Per gli appassionati di architettura d’Oltremanica (e non solo), la colonna di Rowan Moore sulle pagine dell’Observer è l’immancabile lettura della domenica mattina. Primo critico di architettura a essere insignito del titolo di Critic of the Year agli UK Press Awards 2014, e autore di numerosi volumi tra cui Slow Burn City (Pan Macmillan 2017), brillante analisi dello sviluppo urbano di Londra, Moore è il più profondo conoscitore e acuto osservatore della scena architettonica britannica. Lo abbiamo incontrato alla British School at Rome, in occasione dell’evento conclusivo di Brave New World.
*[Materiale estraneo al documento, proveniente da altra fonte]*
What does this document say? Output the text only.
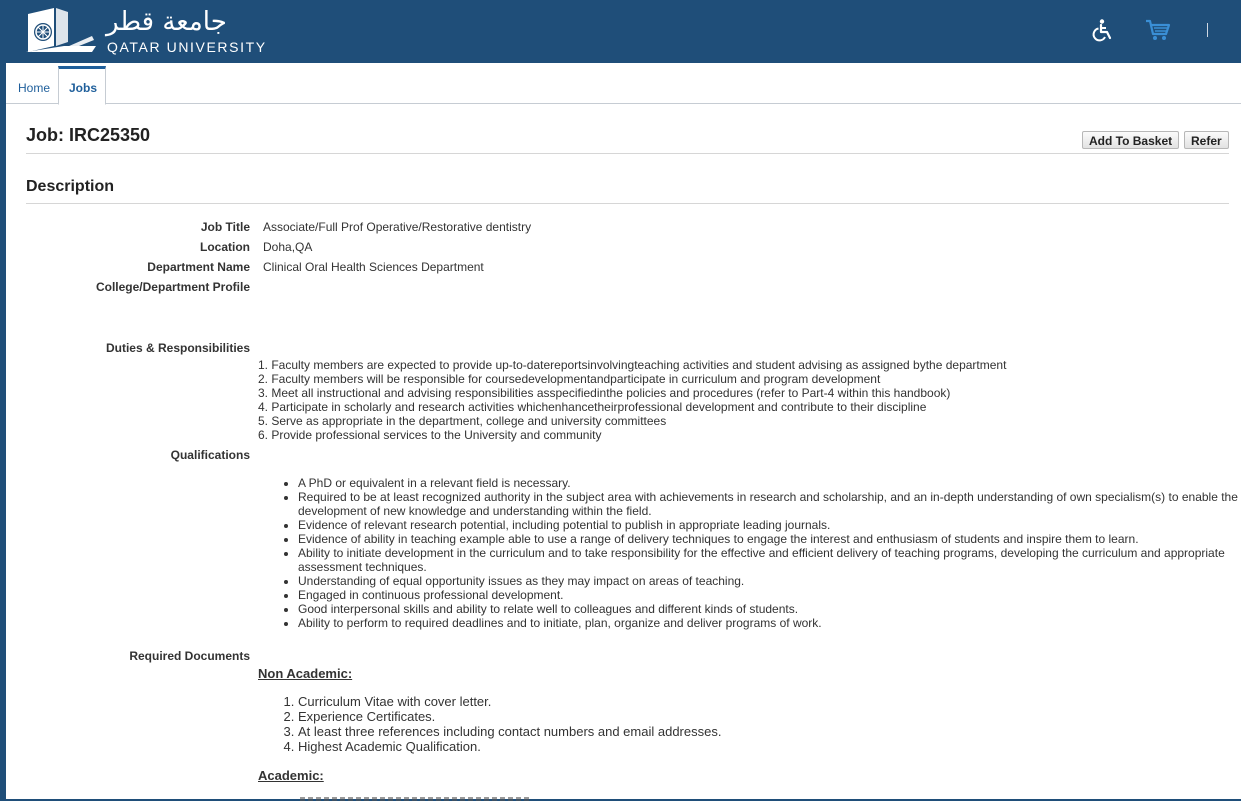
جامعة قطر
QATAR UNIVERSITY
Home	Jobs
Job: IRC25350	Add To Basket	Refer
Description
Job Title Associate/Full Prof Operative/Restorative dentistry
Location Doha,QA
Department Name Clinical Oral Health Sciences Department
College/Department Profile
Duties & Responsibilities
1. Faculty members are expected to provide up-to-datereportsinvolvingteaching activities and student advising as assigned bythe department
2. Faculty members will be responsible for coursedevelopmentandparticipate in curriculum and program development
3. Meet all instructional and advising responsibilities asspecifiedinthe policies and procedures (refer to Part-4 within this handbook)
4. Participate in scholarly and research activities whichenhancetheirprofessional development and contribute to their discipline
5. Serve as appropriate in the department, college and university committees
6. Provide professional services to the University and community
Qualifications
• A PhD or equivalent in a relevant field is necessary.
• Required to be at least recognized authority in the subject area with achievements in research and scholarship, and an in-depth understanding of own specialism(s) to enable the development of new knowledge and understanding within the field.
• Evidence of relevant research potential, including potential to publish in appropriate leading journals.
• Evidence of ability in teaching example able to use a range of delivery techniques to engage the interest and enthusiasm of students and inspire them to learn.
• Ability to initiate development in the curriculum and to take responsibility for the effective and efficient delivery of teaching programs, developing the curriculum and appropriate assessment techniques.
• Understanding of equal opportunity issues as they may impact on areas of teaching.
• Engaged in continuous professional development.
• Good interpersonal skills and ability to relate well to colleagues and different kinds of students.
• Ability to perform to required deadlines and to initiate, plan, organize and deliver programs of work.
Required Documents
Non Academic:
1. Curriculum Vitae with cover letter.
2. Experience Certificates.
3. At least three references including contact numbers and email addresses.
4. Highest Academic Qualification.
Academic:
New Visions in Architecture, programma ideato e curato da Marina Engel: un’indagine ad ampio raggio sulla nuova generazione di architetti, che in 18 mesi ha portato a Roma i più promettenti progettisti britannici, come Assemble, Finn Williams e Adam Nathaniel Furman. Ed è proprio da loro che ha preso avvio la nostra conversazione, in un agile scambio di battute dai problemi più pressanti del nostro tempo ai ricordi una corsa in moto.
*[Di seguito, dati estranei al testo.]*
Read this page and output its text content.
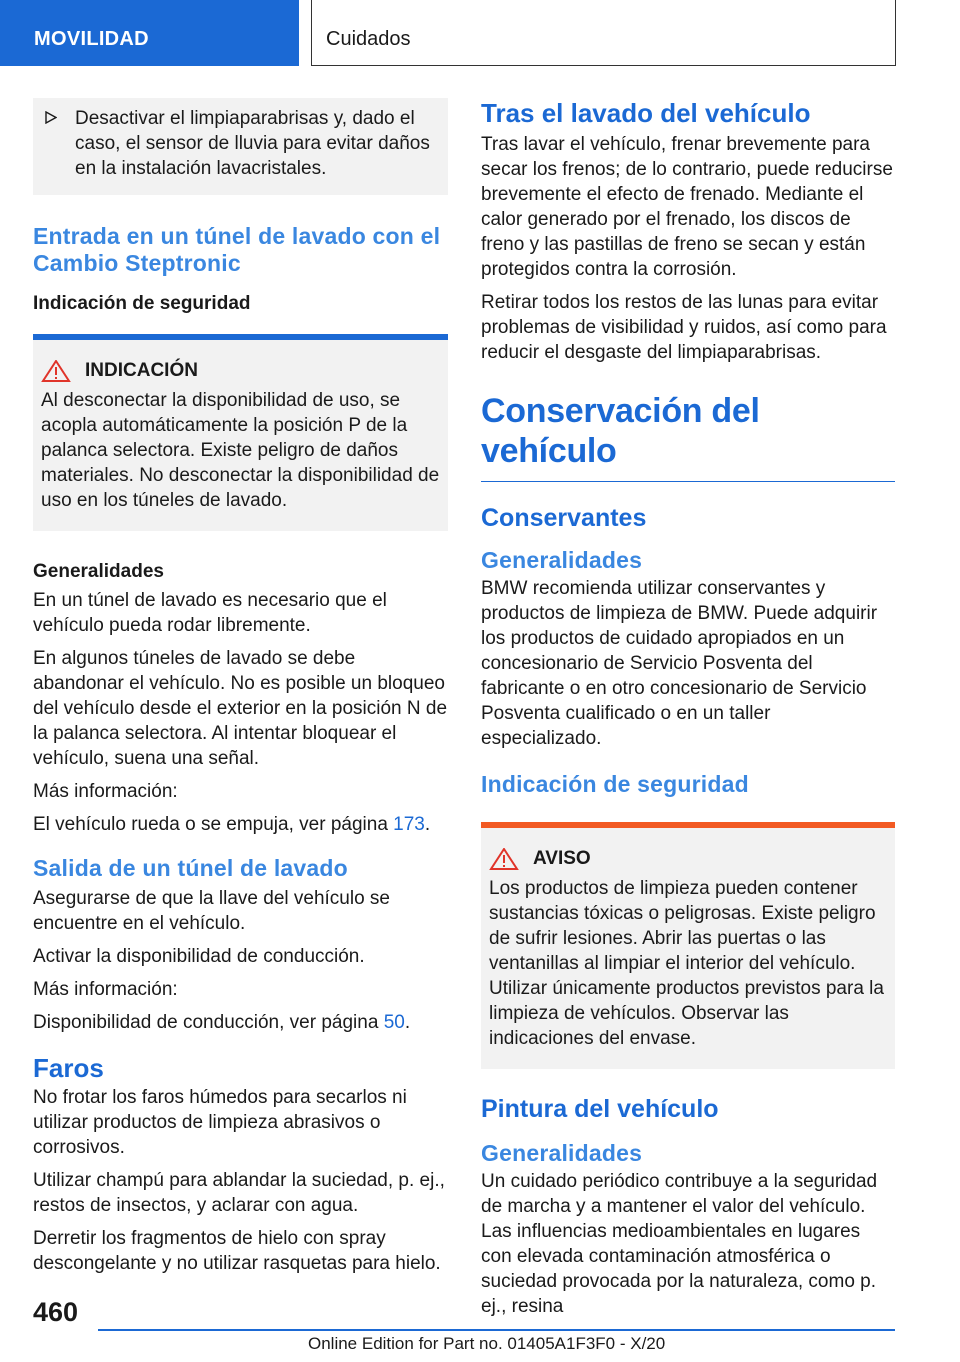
MOVILIDAD	Cuidados
Desactivar el limpiaparabrisas y, dado el caso, el sensor de lluvia para evitar daños en la instalación lavacristales.
Entrada en un túnel de lavado con el Cambio Steptronic
Indicación de seguridad
INDICACIÓN
Al desconectar la disponibilidad de uso, se acopla automáticamente la posición P de la palanca selectora. Existe peligro de daños materiales. No desconectar la disponibilidad de uso en los túneles de lavado.
Generalidades
En un túnel de lavado es necesario que el vehículo pueda rodar libremente.
En algunos túneles de lavado se debe abandonar el vehículo. No es posible un bloqueo del vehículo desde el exterior en la posición N de la palanca selectora. Al intentar bloquear el vehículo, suena una señal.
Más información:
El vehículo rueda o se empuja, ver página 173.
Salida de un túnel de lavado
Asegurarse de que la llave del vehículo se encuentre en el vehículo.
Activar la disponibilidad de conducción.
Más información:
Disponibilidad de conducción, ver página 50.
Faros
No frotar los faros húmedos para secarlos ni utilizar productos de limpieza abrasivos o corrosivos.
Utilizar champú para ablandar la suciedad, p. ej., restos de insectos, y aclarar con agua.
Derretir los fragmentos de hielo con spray descongelante y no utilizar rasquetas para hielo.
Tras el lavado del vehículo
Tras lavar el vehículo, frenar brevemente para secar los frenos; de lo contrario, puede reducirse brevemente el efecto de frenado. Mediante el calor generado por el frenado, los discos de freno y las pastillas de freno se secan y están protegidos contra la corrosión.
Retirar todos los restos de las lunas para evitar problemas de visibilidad y ruidos, así como para reducir el desgaste del limpiaparabrisas.
Conservación del vehículo
Conservantes
Generalidades
BMW recomienda utilizar conservantes y productos de limpieza de BMW. Puede adquirir los productos de cuidado apropiados en un concesionario de Servicio Posventa del fabricante o en otro concesionario de Servicio Posventa cualificado o en un taller especializado.
Indicación de seguridad
AVISO
Los productos de limpieza pueden contener sustancias tóxicas o peligrosas. Existe peligro de sufrir lesiones. Abrir las puertas o las ventanillas al limpiar el interior del vehículo. Utilizar únicamente productos previstos para la limpieza de vehículos. Observar las indicaciones del envase.
Pintura del vehículo
Generalidades
Un cuidado periódico contribuye a la seguridad de marcha y a mantener el valor del vehículo. Las influencias medioambientales en lugares con elevada contaminación atmosférica o suciedad provocada por la naturaleza, como p. ej., resina
460
Online Edition for Part no. 01405A1F3F0 - X/20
L’INTERVISTA A ROWAN MOORE
Sei a Roma per l’evento conclusivo di Brave New World, programma a cura di Marina Engel dedicato all’architettura emergente britannica. Prendendo in prestito il titolo della tua conferenza, che cosa rende gli architetti millennial così diversi, così attraenti?
La domanda è un tributo al titolo del famoso collage di Richard Hamilton per This is Tomorrow, la mostra londinese che nel 1956 lanciò l’allora nuova generazione di architetti e artisti britannici. Erano giovani che si riunivano con la convinzione di poter insieme contribuire al futuro della società. Oggi, per i millenial, la possibilità di avere un impatto così grande è estremamente ridotta, ma la loro coscienza sociale è più forte di quella di qualsiasi altra generazione emergente degli ultimi quarant’anni.
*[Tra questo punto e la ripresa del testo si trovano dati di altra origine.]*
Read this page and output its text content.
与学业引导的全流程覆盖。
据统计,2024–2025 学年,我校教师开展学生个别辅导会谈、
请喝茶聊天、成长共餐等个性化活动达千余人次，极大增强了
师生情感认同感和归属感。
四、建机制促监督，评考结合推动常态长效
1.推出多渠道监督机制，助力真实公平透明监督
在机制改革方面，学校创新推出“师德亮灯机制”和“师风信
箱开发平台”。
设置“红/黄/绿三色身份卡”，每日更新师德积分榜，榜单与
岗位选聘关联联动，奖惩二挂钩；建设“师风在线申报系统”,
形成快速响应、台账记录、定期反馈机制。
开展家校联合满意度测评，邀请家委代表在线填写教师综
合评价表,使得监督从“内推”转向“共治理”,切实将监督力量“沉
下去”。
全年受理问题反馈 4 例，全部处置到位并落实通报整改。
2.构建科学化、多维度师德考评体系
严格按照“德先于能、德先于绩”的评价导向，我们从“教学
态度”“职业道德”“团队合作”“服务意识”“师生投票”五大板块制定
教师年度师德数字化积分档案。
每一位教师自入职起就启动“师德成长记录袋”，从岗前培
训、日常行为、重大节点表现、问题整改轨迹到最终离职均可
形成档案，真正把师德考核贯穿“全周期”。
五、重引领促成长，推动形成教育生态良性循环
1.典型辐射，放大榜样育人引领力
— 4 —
Dai pluripremiati Assemble a Interrobang, fino ai nostrani Orizzontale, per gli architetti millennial la parola d’ordine è collaborare. Pensi sia la chiave per recuperare il ruolo sociale dell’architettura?
Negli ultimi venticinque anni il discorso sull’architettura è stato monopolizzato dalle archistar. È certamente salutare che invece i millennial lavorino collettivamente: se vuoi fare architettura sociale, devi iniziare dal tuo studio. Qualcuno, come muf architecture/art lo fa già dagli Anni Novanta: all’epoca era una novità, a cominciare dal nome dello studio che non era quello delle fondatrici. Ciò non toglie che un progettista di grande talento possa essere una star. È importante però che riconosca che non agisce da solo: l’architettura è sempre fatta da più attori.
Nella Londra degli Anni Cinquanta i giovani professionisti si incontravano e discutevano in istituzioni come l’ICA o scuole come l’AA: sono le biennali le piattaforme di scambio nel nostro mondo globale?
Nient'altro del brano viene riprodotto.